The Whole Brain Business Book — Ned Herrmann
Since I’ve been working to build effective teams for 20 years in partnership with the U.S. based Herrmann Institute, from corporates to accelerating startups, it’s always a pleasure to read about how others ‘in the wild’ apply the HBDI technology!

Selling the Wheel — Jeff Cox
 Startups often ask themselves what makes a great head of sales. So here’s a simple memorable text that shows there stages that a new venture has to go through just like the guys who invented the wheel. Imagine trying to sell the first ever wheel!

From Shawn Broderick, General Partner at SOSV…

The Startup Checklist — David S. Rose
I was privileged to receive a pre-publication copy of TSC from David — who happens to be one of my absolute favorite startup people. As a type-A, list-making nutjob, I was certain I could find some big holes in his lists and steps so I could give him some useful feedback and get some nice credit in the 2nd Edition foreward. Alas, David has been doing this years longer than I have — and he’s seen it ALL. This is a stupendous resource for founders (first-timers and repeat offenders alike!) to make sure they dot their Is and cross their Ts as they set up the next Google or Facebook.

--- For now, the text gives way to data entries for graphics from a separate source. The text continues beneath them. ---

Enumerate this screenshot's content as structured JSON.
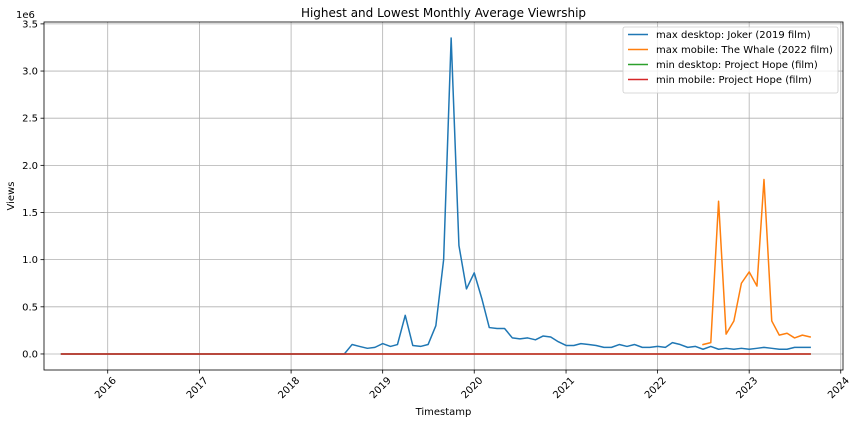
{
  "chart_data": {
    "type": "line",
    "title": "Highest and Lowest Monthly Average Viewrship",
    "xlabel": "Timestamp",
    "ylabel": "Views",
    "y_offset_text": "1e6",
    "ylim": [
      -0.17,
      3.52
    ],
    "y_ticks": [
      0.0,
      0.5,
      1.0,
      1.5,
      2.0,
      2.5,
      3.0,
      3.5
    ],
    "y_tick_labels": [
      "0.0",
      "0.5",
      "1.0",
      "1.5",
      "2.0",
      "2.5",
      "3.0",
      "3.5"
    ],
    "xlim": [
      "2015-04-22",
      "2024-01-10"
    ],
    "x_ticks": [
      "2016-01-01",
      "2017-01-01",
      "2018-01-01",
      "2019-01-01",
      "2020-01-01",
      "2021-01-01",
      "2022-01-01",
      "2023-01-01",
      "2024-01-01"
    ],
    "x_tick_labels": [
      "2016",
      "2017",
      "2018",
      "2019",
      "2020",
      "2021",
      "2022",
      "2023",
      "2024"
    ],
    "grid": true,
    "legend_position": "top-right",
    "series": [
      {
        "name": "max desktop: Joker (2019 film)",
        "color": "#1f77b4",
        "x": [
          "2015-07-01",
          "2015-10-01",
          "2016-01-01",
          "2016-04-01",
          "2016-07-01",
          "2016-10-01",
          "2017-01-01",
          "2017-04-01",
          "2017-07-01",
          "2017-10-01",
          "2018-01-01",
          "2018-04-01",
          "2018-07-01",
          "2018-08-01",
          "2018-09-01",
          "2018-10-01",
          "2018-11-01",
          "2018-12-01",
          "2019-01-01",
          "2019-02-01",
          "2019-03-01",
          "2019-04-01",
          "2019-05-01",
          "2019-06-01",
          "2019-07-01",
          "2019-08-01",
          "2019-09-01",
          "2019-10-01",
          "2019-11-01",
          "2019-12-01",
          "2020-01-01",
          "2020-02-01",
          "2020-03-01",
          "2020-04-01",
          "2020-05-01",
          "2020-06-01",
          "2020-07-01",
          "2020-08-01",
          "2020-09-01",
          "2020-10-01",
          "2020-11-01",
          "2020-12-01",
          "2021-01-01",
          "2021-02-01",
          "2021-03-01",
          "2021-04-01",
          "2021-05-01",
          "2021-06-01",
          "2021-07-01",
          "2021-08-01",
          "2021-09-01",
          "2021-10-01",
          "2021-11-01",
          "2021-12-01",
          "2022-01-01",
          "2022-02-01",
          "2022-03-01",
          "2022-04-01",
          "2022-05-01",
          "2022-06-01",
          "2022-07-01",
          "2022-08-01",
          "2022-09-01",
          "2022-10-01",
          "2022-11-01",
          "2022-12-01",
          "2023-01-01",
          "2023-02-01",
          "2023-03-01",
          "2023-04-01",
          "2023-05-01",
          "2023-06-01",
          "2023-07-01",
          "2023-08-01",
          "2023-09-01"
        ],
        "values": [
          0,
          0,
          0,
          0,
          0,
          0,
          0,
          0,
          0,
          0,
          0,
          0,
          0,
          0,
          0.1,
          0.08,
          0.06,
          0.07,
          0.11,
          0.08,
          0.1,
          0.41,
          0.09,
          0.08,
          0.1,
          0.3,
          1.0,
          3.35,
          1.15,
          0.69,
          0.86,
          0.58,
          0.28,
          0.27,
          0.27,
          0.17,
          0.16,
          0.17,
          0.15,
          0.19,
          0.18,
          0.13,
          0.09,
          0.09,
          0.11,
          0.1,
          0.09,
          0.07,
          0.07,
          0.1,
          0.08,
          0.1,
          0.07,
          0.07,
          0.08,
          0.07,
          0.12,
          0.1,
          0.07,
          0.08,
          0.05,
          0.08,
          0.05,
          0.06,
          0.05,
          0.06,
          0.05,
          0.06,
          0.07,
          0.06,
          0.05,
          0.05,
          0.07,
          0.07,
          0.07
        ]
      },
      {
        "name": "max mobile: The Whale (2022 film)",
        "color": "#ff7f0e",
        "x": [
          "2022-07-01",
          "2022-08-01",
          "2022-09-01",
          "2022-10-01",
          "2022-11-01",
          "2022-12-01",
          "2023-01-01",
          "2023-02-01",
          "2023-03-01",
          "2023-04-01",
          "2023-05-01",
          "2023-06-01",
          "2023-07-01",
          "2023-08-01",
          "2023-09-01"
        ],
        "values": [
          0.1,
          0.12,
          1.62,
          0.21,
          0.35,
          0.75,
          0.87,
          0.72,
          1.85,
          0.35,
          0.2,
          0.22,
          0.17,
          0.2,
          0.18
        ]
      },
      {
        "name": "min desktop: Project Hope (film)",
        "color": "#2ca02c",
        "x": [
          "2015-07-01",
          "2023-09-01"
        ],
        "values": [
          0,
          0
        ]
      },
      {
        "name": "min mobile: Project Hope (film)",
        "color": "#d62728",
        "x": [
          "2015-07-01",
          "2023-09-01"
        ],
        "values": [
          0,
          0
        ]
      }
    ]
  }
}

The Nature of Urban Design — Alexandros Washburn
Aside from being an absolutely beautiful book to relish with the eyes, Alexandros has done a fantastic job of creating a volume that, rather than be a textbook, is more of a call-to-action for us “regular folk” who care about our cities, but aren’t professional city planners. With a ton of great examples of superb urban planning, one can take away great perspectives on how to improve the city that you love — wherever and whichever it may be.

The Complete Poems — Anne Sexton
Don’t forget to feed the right side of your brain too, folks. Love, death, and relationships — laid open and bare by this Pulitzer prize-winning poet.